The Moufflons were relegated to European Rugby Conference Division 2 South following a narrow 29-27 defeat, in extra time, to Croatia in May.
Now lodged in a group that contains Serbia, Slovenia, Slovakia, and Austria, the Moufflons – holders of the world record for successive winning international games (24) – are not in unfamiliar territory.
With the exception of Serbia, the Cypriots have encountered and twice defeated the remainder on their ascent through the European Divisions.
Austria, with decades of playing experience, and drawing players from a population eight times that of the Republic of Cyprus, have never beaten the Moufflons.
The home side is drawn from the smallest pool of registered players in Europe, estimated to be less than 100.
By comparison, Austria has 1747 players registered, Malta 540 and at the other end of the spectrum the UK has nearly 200,000.
The supporters of rugby in Cyprus believe they have to deal with an unusual problem. Why does a team as successful as the Moufflons receive so little government support, and why are they generally ignored by the media and sports authorities?
It is claimed by many sportsmen that the country is in thrall to football – a game that is despised by many, publicly condemned for its corrupt and immoral practices, sets an appalling example to children and yet receives a disproportionate share of the public purse.

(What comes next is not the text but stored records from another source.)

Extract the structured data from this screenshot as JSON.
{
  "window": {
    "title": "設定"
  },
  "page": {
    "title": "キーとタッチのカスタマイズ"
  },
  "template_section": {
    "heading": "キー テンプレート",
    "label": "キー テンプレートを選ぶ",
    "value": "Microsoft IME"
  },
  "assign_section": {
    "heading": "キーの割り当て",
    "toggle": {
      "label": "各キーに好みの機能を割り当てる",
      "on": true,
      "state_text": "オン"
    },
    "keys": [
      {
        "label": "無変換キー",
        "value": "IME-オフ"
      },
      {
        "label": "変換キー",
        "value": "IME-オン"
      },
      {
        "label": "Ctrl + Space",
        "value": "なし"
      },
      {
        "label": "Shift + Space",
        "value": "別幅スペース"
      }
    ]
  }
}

This is at best questionable and is not limited to the clubs. The recent levels of corruption exposed by the FIFA scandal may be the reason why rugby is now the fastest growing team sport in the world and why so many parents take their children to the rugby academies that flourish in Nicosia, Limassol and Paphos, with another soon to be established in Larnaca, to experience the Corinthian standards for which the sport is renowned.
National coach Andrew Binicos, a Cypriot raised in the anvil of South African Rugby in Natal, believes more attention must focus on the club academies and school competitions.
“We can never take a team as well organised as Austria for granted. They draw from a larger pool of players, and my predecessor, Paul Shanks, always advised caution when engaged with them,” he said.
“They are well schooled and match-fit. It’s early in the season, which can be a problem when the players can’t get enough match practice.
“But I am pleased with the dedication the lads have shown in training and although it is a while since we played Austria, I expect a good result and a good game.”
The match kicks-off at 2.30pm at the Paphiacos stadium and entry costs 10 euros including program.